Nationalgeographic.co.id—Sebagai negara majemuk, Indonesia memiliki beragam budaya yang tumbuh di dalamnya. Sayangnya pertumbuhan budaya tersebut acapkali tidak subur, alhasil ia menjadi luntur bahkan menempati peti mati.
Terdapat berbagai penyebab atas musnahnya budaya di suatu daerah, salah satunya adalah hadirnya budaya yang bersifat ‘menindas’ sehingga menggeser eksistensi kearifan lokal. Salah satu bukti penjelasan di muka, terjadi pada keragaman gender masyarakat suku Bugis, Provinsi Sulawesi Selatan.
Petsy Jessy Ismoyo, peneliti dari Indonesian Consortium for Religious Studies, Yogyakarta, melakukan studi mengenai pergeseran makna bissu sebagai gender dalam suku Bugis. Penelitian bertajuk Decolonizing Gender Identities In Indonesia: A Study Of Bissu ‘The Trans-Religious Leader’ In Bugis People, terbit dalam jurnal Paradigma Jurnal Kajian Budaya pada 2020.
Dalam kepercayaan masyarakat Bugis kuno (Attoriolong), mereka memiliki jumlah gender berbeda dengan umumnya di Indonesia saat ini (gender biner), antara lain: oroané (Pria), makkunrai (Wanita), calalai (priawan), calabai (waria), dan bissu (androgini atau interseks yang menjadi pemuka agama). Sayangnya saat ini, salah satu dari lima gender tersebut tidak lagi tumbuh sesuai pakemnya.
Menurut Jessy, keberadaan bissu sebagai pelaku spiritual masyarakat Bugis, saat ini berada di titik rentan. Adanya pergeseran makna spiritual atas istilah Bissu karena jenis kelaminnya, menjadi salah satu penyebabnya.

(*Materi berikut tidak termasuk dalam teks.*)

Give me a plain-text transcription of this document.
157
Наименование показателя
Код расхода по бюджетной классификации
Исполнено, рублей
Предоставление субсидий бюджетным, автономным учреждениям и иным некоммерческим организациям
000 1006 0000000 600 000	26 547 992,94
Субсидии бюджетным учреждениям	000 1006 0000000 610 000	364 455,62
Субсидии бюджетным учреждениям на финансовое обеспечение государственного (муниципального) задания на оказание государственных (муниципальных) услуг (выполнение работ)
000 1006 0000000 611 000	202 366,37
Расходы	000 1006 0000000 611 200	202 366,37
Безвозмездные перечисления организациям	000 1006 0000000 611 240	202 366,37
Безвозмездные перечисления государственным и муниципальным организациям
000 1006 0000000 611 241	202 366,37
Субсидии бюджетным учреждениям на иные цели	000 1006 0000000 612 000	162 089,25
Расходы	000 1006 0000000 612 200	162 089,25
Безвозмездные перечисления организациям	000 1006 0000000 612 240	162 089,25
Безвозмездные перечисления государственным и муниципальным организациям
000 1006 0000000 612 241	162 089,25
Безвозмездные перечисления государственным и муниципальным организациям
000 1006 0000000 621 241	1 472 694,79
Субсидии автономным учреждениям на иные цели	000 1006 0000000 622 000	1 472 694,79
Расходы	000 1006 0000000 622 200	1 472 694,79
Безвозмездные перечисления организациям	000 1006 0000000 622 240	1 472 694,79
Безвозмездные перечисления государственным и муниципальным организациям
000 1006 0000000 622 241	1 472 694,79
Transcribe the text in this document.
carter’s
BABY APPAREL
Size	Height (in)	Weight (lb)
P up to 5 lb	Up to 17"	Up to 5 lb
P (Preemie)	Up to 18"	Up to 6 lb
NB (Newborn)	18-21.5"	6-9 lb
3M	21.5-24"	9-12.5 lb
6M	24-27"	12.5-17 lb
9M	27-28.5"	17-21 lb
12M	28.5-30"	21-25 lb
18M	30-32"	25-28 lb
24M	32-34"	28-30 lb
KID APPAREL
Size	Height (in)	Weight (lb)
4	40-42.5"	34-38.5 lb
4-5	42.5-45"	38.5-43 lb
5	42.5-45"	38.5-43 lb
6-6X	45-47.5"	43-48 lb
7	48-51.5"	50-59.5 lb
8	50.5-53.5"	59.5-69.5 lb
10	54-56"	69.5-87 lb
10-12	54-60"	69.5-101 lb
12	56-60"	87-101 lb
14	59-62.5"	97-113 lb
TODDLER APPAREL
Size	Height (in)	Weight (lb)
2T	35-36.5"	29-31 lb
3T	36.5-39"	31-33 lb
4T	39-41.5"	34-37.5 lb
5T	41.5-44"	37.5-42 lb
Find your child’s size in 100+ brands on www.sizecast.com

“Hal ini mengakibatkan tergesernya Bissu sebagai orang yang memiliki kedudukan spiritual tertinggi pada orang Bugis, menjadi orang yang memiliki perilaku menyimpang menurut pengetahuan gender biner,” tulisnya.
Kebanyakan masyarakat Bugis saat ini, memanggil Bissu dengan dengan sebutan ‘Banci Salon’. Tentu pelabelan tersebut sangatlah jauh dari makna sejati dari Bissu dalam suku Bugis.
Bissu Sebagai Tokoh Spiritual
Bagi masyarakat Bugis kuno, Bissu bukanlah sekadar manusia yang mengubah gender, namun memiliki makna spiritual tinggi. Istilah Bissu berasal dari kata ’bessi’, yang berarti memiliki arti: tidak berdarah, suci, tidak haid, dan tidak menyusui.
Jessy mengatakan bahwa, “Bissu juga tidak melakukan hubungan seksual dan ia mampu mengontrol hasrat seksualnya.” Selain itu, untuk menjadi bissu, seseorang harus mampu melalui persyaratan dan tradisi ritual yang telah ditetapkan.
Dari lima jenis gender yang disebutkan di muka, gender calabai atau calalai dapat menjadi seorang Bissu. Namun dari berbagai calabai, hanya golongan calabai tungke’na lah yang dapat meraihnya. “Seorang calabai harus menerima berkah dari para dewa untuk mencapai level itu,” tambah Jessy.